The problem doesn't stop there, however. At least some of the flaws that make clickjacking possible also show up in such popular Web tools as Adobe's Flash player and Microsoft's Silverlight streaming-media plug-in.
"If they can control where your clicks are going, they may be able to get a user to reconfigure the system so they disable security," Ed Skoudis, a security instructor for the SANS Institute, told Windows Secrets. Skoudis is also co-founder of the security firm InGuardians.
Disguised links lurk behind clickable buttons
In clickjacking, surreptitious buttons are "floated" behind the actual buttons that you see on a Web site. When you click the button, you're not triggering the function that you expected. Instead, the click is routed to the bad guy's substitute link.
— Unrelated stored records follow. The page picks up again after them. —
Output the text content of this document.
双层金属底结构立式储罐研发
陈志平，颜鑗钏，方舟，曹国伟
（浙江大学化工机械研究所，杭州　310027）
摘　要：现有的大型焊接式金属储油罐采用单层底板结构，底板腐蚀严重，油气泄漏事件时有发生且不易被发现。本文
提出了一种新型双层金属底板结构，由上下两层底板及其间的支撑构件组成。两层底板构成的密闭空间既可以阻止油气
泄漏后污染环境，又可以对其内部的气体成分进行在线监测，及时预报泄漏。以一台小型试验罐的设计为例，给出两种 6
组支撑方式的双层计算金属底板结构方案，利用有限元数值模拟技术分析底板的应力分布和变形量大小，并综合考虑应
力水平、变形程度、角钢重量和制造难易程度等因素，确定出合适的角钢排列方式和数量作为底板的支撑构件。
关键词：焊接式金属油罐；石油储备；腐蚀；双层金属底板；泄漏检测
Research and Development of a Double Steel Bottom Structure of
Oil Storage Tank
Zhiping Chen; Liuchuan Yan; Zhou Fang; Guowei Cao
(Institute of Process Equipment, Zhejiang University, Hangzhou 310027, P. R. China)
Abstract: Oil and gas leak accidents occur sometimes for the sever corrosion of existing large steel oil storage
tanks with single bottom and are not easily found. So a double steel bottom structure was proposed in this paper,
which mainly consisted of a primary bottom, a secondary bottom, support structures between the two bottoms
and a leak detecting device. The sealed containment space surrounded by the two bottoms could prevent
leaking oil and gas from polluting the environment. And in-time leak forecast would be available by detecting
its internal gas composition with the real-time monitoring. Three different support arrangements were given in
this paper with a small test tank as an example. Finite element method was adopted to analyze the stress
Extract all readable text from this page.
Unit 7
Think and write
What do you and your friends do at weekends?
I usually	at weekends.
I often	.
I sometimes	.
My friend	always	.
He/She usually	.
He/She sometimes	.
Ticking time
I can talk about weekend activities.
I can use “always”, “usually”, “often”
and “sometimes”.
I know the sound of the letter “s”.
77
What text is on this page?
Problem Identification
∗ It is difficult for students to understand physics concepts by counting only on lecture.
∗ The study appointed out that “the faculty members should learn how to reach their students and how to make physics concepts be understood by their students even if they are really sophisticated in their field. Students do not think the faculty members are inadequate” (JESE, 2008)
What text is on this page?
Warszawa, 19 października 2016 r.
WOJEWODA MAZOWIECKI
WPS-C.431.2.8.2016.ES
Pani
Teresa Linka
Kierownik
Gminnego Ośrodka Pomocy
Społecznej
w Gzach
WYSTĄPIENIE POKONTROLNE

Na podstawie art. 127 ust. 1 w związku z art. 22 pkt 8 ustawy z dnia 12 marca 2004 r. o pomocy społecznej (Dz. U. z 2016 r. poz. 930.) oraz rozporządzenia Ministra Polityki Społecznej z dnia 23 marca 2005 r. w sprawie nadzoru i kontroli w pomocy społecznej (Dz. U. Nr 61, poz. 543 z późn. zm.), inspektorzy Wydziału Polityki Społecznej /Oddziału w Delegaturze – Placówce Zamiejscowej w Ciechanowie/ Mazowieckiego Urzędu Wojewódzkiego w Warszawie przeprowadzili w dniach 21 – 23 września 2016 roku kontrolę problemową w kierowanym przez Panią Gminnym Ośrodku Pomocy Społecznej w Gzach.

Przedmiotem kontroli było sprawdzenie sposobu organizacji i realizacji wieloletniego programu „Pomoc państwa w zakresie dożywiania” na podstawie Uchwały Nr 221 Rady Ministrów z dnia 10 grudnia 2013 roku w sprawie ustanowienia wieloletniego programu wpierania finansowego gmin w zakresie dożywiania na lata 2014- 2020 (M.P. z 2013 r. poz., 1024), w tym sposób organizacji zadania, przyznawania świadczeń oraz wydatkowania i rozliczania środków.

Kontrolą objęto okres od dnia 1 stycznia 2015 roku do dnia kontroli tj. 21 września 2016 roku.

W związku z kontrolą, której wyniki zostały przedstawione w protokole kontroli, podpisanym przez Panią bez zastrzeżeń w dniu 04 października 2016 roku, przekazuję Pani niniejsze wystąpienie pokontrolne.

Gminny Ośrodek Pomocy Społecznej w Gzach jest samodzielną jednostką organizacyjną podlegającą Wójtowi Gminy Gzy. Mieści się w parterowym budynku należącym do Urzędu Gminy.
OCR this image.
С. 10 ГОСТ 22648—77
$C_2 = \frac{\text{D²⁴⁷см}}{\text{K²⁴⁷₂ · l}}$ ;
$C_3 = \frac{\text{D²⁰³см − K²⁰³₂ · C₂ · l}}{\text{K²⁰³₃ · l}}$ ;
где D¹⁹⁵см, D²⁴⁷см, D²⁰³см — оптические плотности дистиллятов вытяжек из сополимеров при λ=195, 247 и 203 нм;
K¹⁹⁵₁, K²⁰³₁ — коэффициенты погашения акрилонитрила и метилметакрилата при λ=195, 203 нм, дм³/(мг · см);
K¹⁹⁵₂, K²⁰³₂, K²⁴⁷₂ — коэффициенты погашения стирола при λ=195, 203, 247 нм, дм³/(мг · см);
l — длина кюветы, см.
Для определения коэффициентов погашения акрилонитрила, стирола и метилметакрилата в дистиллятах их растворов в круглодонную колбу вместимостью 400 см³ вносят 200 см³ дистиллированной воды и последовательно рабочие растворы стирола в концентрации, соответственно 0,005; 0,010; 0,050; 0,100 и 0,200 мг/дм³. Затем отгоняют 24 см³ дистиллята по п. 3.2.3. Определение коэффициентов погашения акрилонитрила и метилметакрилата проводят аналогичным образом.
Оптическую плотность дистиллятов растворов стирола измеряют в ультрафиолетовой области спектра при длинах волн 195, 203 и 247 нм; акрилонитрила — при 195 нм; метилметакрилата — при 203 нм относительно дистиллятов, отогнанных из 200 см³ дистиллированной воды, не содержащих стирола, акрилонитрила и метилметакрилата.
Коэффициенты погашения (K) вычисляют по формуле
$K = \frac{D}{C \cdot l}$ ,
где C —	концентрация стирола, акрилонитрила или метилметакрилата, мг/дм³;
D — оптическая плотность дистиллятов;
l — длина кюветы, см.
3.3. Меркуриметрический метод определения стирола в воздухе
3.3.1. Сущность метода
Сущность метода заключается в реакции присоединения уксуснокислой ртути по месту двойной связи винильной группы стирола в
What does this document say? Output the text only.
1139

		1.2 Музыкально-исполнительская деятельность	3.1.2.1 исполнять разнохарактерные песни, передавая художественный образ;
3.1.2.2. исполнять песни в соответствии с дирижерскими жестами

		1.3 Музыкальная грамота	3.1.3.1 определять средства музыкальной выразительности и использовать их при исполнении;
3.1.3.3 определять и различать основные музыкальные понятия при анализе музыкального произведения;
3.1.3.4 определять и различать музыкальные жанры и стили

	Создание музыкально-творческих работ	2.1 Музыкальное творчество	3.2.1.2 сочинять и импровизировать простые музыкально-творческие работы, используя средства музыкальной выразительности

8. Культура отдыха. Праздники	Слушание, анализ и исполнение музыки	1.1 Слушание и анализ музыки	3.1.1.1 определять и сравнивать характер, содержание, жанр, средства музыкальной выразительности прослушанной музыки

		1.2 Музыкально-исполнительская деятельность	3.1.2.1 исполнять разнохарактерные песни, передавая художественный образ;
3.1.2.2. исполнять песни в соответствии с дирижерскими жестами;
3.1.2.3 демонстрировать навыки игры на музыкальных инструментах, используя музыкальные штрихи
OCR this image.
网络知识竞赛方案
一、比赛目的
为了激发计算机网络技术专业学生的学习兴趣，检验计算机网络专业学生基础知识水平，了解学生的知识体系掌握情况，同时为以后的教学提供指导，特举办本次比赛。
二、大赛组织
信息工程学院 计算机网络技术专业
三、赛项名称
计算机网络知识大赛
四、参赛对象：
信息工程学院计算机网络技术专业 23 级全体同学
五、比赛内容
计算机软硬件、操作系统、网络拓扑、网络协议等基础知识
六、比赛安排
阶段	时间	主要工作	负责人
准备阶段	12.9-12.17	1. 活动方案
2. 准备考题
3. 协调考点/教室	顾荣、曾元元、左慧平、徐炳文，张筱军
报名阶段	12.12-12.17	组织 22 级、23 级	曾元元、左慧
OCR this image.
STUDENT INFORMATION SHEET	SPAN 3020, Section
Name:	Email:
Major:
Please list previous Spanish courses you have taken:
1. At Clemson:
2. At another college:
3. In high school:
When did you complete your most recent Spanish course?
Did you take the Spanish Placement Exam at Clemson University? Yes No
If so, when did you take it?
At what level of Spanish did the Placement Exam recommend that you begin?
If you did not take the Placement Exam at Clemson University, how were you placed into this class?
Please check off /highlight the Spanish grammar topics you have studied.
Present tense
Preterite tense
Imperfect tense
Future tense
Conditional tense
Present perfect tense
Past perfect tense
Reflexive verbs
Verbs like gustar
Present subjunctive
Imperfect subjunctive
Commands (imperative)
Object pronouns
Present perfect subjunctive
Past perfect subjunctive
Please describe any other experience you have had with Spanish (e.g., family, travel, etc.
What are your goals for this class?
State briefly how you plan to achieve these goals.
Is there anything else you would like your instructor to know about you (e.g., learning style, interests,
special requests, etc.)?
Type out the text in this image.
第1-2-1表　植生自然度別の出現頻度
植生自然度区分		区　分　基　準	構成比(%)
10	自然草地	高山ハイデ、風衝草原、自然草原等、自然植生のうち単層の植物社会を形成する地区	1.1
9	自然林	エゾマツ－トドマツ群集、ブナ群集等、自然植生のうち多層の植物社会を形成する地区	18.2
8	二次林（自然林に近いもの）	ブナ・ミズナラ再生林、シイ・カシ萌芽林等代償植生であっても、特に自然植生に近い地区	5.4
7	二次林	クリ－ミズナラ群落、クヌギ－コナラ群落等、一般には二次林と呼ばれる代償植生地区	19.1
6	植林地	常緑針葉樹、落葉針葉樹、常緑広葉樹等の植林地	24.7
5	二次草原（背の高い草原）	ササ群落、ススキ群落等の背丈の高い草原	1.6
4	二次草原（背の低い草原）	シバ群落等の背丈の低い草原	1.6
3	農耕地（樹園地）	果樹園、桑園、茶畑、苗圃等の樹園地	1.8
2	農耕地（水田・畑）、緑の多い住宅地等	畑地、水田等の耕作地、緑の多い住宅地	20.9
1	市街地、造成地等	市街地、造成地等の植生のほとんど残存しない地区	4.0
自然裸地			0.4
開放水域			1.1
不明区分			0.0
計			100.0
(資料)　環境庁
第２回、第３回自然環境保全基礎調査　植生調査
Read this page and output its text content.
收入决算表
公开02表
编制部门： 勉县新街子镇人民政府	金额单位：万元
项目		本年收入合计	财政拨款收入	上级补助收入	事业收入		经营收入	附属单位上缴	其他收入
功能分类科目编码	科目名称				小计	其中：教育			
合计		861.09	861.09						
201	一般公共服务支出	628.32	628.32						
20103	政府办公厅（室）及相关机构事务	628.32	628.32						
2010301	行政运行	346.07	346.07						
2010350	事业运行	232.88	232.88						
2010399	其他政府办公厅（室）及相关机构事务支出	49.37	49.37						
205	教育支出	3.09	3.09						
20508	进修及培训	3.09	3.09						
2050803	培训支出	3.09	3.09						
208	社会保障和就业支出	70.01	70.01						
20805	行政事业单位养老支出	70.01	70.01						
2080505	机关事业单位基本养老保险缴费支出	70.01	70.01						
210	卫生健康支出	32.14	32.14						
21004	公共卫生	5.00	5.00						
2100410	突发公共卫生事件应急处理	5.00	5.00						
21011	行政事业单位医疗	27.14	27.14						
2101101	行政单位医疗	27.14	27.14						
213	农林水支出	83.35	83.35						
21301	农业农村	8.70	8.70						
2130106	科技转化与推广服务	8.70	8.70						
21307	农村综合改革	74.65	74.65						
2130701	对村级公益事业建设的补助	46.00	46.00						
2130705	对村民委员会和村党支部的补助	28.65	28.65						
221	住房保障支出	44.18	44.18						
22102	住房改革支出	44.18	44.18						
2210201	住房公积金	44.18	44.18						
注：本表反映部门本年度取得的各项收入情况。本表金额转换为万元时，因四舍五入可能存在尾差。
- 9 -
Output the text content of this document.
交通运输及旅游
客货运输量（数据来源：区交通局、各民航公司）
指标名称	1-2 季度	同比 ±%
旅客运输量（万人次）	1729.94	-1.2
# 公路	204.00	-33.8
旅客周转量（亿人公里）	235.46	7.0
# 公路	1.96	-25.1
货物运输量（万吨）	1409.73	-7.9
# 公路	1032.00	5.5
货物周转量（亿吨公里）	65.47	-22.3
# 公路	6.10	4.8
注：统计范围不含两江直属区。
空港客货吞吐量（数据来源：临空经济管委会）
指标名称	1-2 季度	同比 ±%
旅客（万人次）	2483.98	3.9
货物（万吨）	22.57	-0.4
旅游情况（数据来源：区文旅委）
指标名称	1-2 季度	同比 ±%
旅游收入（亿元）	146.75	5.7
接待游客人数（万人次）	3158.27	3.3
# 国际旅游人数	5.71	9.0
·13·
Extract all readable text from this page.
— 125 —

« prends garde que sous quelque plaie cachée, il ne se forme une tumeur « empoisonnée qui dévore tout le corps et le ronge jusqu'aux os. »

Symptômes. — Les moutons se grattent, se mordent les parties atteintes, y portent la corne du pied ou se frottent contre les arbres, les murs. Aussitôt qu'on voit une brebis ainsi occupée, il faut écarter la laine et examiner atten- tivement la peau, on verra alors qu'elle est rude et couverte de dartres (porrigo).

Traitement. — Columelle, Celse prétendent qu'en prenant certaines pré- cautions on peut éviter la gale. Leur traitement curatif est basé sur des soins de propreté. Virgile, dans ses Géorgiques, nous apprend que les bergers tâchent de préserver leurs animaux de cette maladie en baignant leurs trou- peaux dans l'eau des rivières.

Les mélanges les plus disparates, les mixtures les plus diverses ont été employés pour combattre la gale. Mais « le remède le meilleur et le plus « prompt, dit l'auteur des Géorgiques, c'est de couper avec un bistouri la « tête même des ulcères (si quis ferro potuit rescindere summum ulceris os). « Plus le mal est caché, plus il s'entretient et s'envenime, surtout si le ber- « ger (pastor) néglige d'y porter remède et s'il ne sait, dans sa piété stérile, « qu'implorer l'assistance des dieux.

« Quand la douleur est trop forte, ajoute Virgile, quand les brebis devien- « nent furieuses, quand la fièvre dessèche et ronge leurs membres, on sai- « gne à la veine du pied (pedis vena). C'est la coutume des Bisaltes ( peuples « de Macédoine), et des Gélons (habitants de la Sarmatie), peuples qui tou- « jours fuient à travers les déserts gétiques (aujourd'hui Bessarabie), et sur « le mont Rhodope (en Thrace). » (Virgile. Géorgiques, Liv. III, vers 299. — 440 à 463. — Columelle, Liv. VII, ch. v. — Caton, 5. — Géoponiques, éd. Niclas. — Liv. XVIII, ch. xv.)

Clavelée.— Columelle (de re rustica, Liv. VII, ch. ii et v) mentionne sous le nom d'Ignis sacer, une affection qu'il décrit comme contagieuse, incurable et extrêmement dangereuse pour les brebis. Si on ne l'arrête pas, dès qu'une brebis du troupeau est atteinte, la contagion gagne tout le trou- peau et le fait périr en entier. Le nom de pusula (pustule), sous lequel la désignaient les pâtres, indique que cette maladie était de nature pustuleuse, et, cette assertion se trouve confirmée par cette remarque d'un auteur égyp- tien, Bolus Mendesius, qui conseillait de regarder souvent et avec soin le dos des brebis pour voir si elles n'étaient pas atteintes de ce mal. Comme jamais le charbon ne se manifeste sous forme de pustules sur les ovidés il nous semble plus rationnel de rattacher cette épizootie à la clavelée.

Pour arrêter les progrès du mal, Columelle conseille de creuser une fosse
Robert Hansen, CEO of SecTheory, and Jeremiah Grossman, chief technology officer of WhiteHat Security, are the bug sleuths who discovered this latest generation of potential security glitches.
They point out that even users who watch their systems like a hawk can be victimized.
"There's really no way to know if what you're looking at is real," Hansen told Windows Secrets.
In fact, Hansen and Grossman found so many new ways to attack your PC — and your Mac — that they categorize these threats as a "new class" of exploits. While this class includes scripting attacks, it also affects scriptable plug-ins such as Microsoft ActiveX controls, Skoudis said.
Clickjacking isn't new. In fact, it dates back to at least 2002, Hansen said. What's new is the range of browser vulnerabilities that make clickjacking possible.
Hansen's blog posting describes the scope most clearly:
"Most browsers are going to be vulnerable," Hansen told Windows Secrets. Even the new version 8 of Internet Explorer, currently in beta, is susceptible — though Hansen said he expects Microsoft's upcoming browser to be patched by the time it's released later this year.